Most of the days have been full of green rain and clouds the color
of magnolia petals as they rot in the emerging grasses. Three weeks ago
I planted half the potatoes (white Kennebecs), and just Monday

they broke the earth, a salad of leaves sprinkled with clay. The other half
(Adirondack reds) went into the earth yesterday. When I stuffed my hand
in the burlap sack to draw them out one by one, I discovered some had begun

to rot. I’ll bet the same will happen to us when the hasp of our bodies
is unbolted, that is, if we’ll allow it: old men wrapped in cloth, stuck
in pine boxes during the days of dogwood, its white shining and the Judas tree

just past.
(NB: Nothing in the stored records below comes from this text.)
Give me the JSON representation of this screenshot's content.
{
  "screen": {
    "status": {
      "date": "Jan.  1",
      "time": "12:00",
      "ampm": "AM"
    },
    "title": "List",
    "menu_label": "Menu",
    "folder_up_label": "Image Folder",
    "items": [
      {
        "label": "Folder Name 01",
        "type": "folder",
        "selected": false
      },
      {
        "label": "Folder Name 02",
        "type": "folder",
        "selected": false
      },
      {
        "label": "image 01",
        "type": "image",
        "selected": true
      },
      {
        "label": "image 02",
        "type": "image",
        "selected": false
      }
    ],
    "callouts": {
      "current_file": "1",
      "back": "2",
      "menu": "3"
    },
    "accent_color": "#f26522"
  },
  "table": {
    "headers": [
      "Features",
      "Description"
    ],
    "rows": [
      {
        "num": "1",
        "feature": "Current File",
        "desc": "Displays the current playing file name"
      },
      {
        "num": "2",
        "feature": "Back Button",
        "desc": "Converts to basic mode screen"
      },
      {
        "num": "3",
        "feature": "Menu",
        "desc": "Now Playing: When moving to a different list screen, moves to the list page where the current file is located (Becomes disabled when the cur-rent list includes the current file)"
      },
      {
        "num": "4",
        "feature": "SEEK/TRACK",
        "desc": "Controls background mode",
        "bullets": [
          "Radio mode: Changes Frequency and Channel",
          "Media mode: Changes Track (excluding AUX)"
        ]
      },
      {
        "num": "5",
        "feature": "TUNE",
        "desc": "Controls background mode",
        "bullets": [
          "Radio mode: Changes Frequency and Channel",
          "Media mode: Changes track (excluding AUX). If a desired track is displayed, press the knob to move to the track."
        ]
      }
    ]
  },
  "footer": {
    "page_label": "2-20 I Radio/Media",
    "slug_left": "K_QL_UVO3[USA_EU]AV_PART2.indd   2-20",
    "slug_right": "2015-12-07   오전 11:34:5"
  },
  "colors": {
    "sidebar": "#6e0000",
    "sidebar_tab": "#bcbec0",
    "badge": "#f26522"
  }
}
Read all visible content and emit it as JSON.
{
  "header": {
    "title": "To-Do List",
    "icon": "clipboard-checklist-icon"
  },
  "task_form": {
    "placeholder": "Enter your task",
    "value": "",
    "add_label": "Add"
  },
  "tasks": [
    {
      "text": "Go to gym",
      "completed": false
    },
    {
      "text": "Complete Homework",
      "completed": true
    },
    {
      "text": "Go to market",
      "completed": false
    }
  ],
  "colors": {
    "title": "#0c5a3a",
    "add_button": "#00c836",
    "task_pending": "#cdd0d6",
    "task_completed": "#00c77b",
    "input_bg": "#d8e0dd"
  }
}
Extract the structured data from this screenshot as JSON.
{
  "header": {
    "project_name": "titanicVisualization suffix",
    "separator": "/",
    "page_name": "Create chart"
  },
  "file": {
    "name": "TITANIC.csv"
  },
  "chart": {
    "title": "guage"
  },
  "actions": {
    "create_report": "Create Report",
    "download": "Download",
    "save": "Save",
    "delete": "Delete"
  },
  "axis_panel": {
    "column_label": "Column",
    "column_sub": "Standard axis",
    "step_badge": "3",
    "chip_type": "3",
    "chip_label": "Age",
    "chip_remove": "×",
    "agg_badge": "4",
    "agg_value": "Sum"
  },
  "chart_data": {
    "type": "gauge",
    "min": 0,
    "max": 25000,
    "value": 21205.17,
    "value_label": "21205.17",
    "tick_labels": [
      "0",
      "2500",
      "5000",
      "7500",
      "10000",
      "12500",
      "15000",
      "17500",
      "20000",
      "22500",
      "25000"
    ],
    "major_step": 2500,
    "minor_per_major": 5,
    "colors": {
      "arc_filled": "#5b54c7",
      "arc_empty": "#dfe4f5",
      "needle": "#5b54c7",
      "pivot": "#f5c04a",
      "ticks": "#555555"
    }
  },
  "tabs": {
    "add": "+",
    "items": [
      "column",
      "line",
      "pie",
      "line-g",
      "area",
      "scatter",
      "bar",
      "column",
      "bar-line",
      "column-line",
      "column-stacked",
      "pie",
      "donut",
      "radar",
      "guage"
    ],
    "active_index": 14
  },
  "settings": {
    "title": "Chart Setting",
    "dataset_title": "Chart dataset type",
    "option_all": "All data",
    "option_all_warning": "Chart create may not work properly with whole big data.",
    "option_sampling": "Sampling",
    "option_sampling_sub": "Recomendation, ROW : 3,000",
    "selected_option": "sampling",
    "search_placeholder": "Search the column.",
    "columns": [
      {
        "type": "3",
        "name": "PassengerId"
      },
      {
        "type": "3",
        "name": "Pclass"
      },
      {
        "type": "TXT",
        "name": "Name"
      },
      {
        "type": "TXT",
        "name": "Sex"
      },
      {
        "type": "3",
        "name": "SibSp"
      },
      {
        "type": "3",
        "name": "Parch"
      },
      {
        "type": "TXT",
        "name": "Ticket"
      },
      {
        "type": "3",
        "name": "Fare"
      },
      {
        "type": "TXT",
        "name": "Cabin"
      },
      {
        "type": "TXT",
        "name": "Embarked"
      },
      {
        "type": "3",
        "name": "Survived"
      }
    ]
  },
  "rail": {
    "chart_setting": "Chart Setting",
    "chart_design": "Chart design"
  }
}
Wouldn’t it be nice to know that above our heads there are lady’s
slippers puffed pink and yellow, the world, as round as wild sarsaparilla’s globe,
spinning and spinning, never really going anywhere new, yet full of vengeance

and mercy and the most foolish blessings of these potatoes we’ll harvest in July
and August, boiled, then mashed—a river of butter and milk, salt and sugar,
the bitter pepper that makes us want to gorge ourselves upon this one sweet life.

Todd Davis

Letter from Midsummer

This entry is part 14 of 15 in the series Ridge and Valley: an exchange of poems

 

Dear Todd,

I wonder what air
& daylight mean
to the boletes holding
their brown platters up,
or to Indian pipes
with their white
swan necks?
I guess it’s dissolution
that they’re after
here aboveground,
where you need
some kind of hide
or cuticle to hold
the darkness in.
They’re hoping for
a fetid breeze or
brush of insects—
whatever they can get.
Just now, sorting laundry
fresh from the line
in my warm bedroom,
I reached into
a black sweatshirt
to turn it rightside out
& found the evening
coolness hidden
in its sleeves.

Our Forgetting

This entry is part 15 of 15 in the series Ridge and Valley: an exchange of poems

 

Dear Dave,

June light lengthens, pulled like string
from a ball of twine, or like days
in the far north, strands of hair so thin

night doesn’t come for months at a time.
With light that long, the eyes and the soul
must grow tired, as must the grasses

and flowers that emerge all at once.
We are made for motion and rest.
To be awake for days on end and then

to sleep, to sleep: it must be like climbing
down a shaft in the earth, dark crumbling,
then collapsing, until you find the edge

of the river that runs far beneath the ground:
waters undetectable to the eye, felt more
through the sound they carry than the caress

they finger over the soft skin on the inside
of the wrist. It is this kind of sleep
none can resist: why we disrobe, slide leg-first

into its current, blackness bearing more
than our bodies, our forgetting
of what continues well above our heads.